Rechtsanwalt Maximilian A. Müller: Von einer "Enteignung" spricht man dann, wenn einem Eigentümer sein Eigentum dauerhaft entzogen wird. Dies will niemand. Man sollte daher in der Diskussion nicht von einer Enteignung sprechen, da diese Begifflichkeiten dazu geneigt sind, die Stimmung in einer schwierigen Situation anzuheizen.

Richtig ist, dass in einigen größeren Städten darüber nachgedacht wird, Immobilien kurzzeitig auch gegen den Willen des Eigentümers für die Nutzung als Flüchtlingsunterkunft zu nutzen. Hamburg hat ein erstes Gesetz hierzu erlassen. Was aber häufig nicht gesagt wird: Der Eigentümer enthält hierfür natürlich auch Miete, das Hamburger Gesetz spricht von einem "angemessenen Ausgleich". Ob diese Nutzung gegen den Willen des Eigentümers zulässig ist und ob auch andere Städte nachziehen werden, ist derzeit völlig ungeklärt.

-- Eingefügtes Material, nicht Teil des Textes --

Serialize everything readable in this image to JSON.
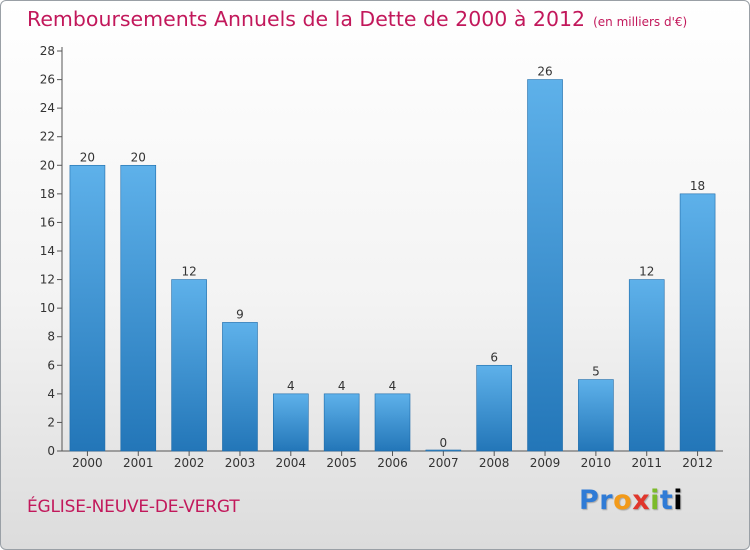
{
  "header": {
    "title": "Remboursements Annuels de la Dette de 2000 à 2012",
    "unit": "(en milliers d'€)"
  },
  "footer": {
    "commune": "ÉGLISE-NEUVE-DE-VERGT",
    "logo_letters": [
      "P",
      "r",
      "o",
      "x",
      "i",
      "t",
      "i"
    ]
  },
  "colors": {
    "title": "#c2185b",
    "bar_light": "#5eb1ea",
    "bar_dark": "#2376b8"
  },
  "chart_data": {
    "type": "bar",
    "categories": [
      "2000",
      "2001",
      "2002",
      "2003",
      "2004",
      "2005",
      "2006",
      "2007",
      "2008",
      "2009",
      "2010",
      "2011",
      "2012"
    ],
    "values": [
      20,
      20,
      12,
      9,
      4,
      4,
      4,
      0,
      6,
      26,
      5,
      12,
      18
    ],
    "ylim": [
      0,
      28
    ],
    "yticks": [
      0,
      2,
      4,
      6,
      8,
      10,
      12,
      14,
      16,
      18,
      20,
      22,
      24,
      26,
      28
    ],
    "grid": false
  }
}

Man wird sagen können, dass auch die Rechtsprechung sich durch die unerwartete Entwicklung mit Fragen konfrontiert sieht, die man sich so in der Vergangenheit gar nicht stellte.

Kurzfristig ist mit steigenden Mieten auf dem Wohnungsmarkt zu rechnen

123recht.de: Wie schätzen Sie diese Entwicklung ein? Wird die Zunahme von Flüchtlingsunterbringungen Auswirkung auf die Miethöhe haben?

Rechtsanwalt Maximilian A. Müller: Sicherlich wird es auf dem Wohnungsmarkt zu Veränderungen kommen. Kurzfristig wird es sicherlich zu weiteren Preissteigerungen kommen, insbesondere dort, wo es sich um eher kleinere Wohnungen handelt, die sich an sozial Schwache richten. Auch wird der Druck auf einen Mieter steigen, sich einer Kündigung des Vermieters entgegenzusetzen, schlicht und ergreifend deshalb, weil ihm die Alternativen fehlen. Es ist also mit einem höheren Aufkommen an Räumungsprozessen zu rechnen, mit denen der Mieter versucht, weitere Zeit für einen Auszug zu verschaffen.

Mittel- und langfristig kann die derzeitige Situation allerdings auch positive Effekte haben. Der lange Zeit vernachlässigte soziale Wohnungsbau muss nun zwangsläufig vorangebracht werden, so dass auf lange Sicht damit zu rechnen ist, dass sich die Wohnungssituation wieder entspannt.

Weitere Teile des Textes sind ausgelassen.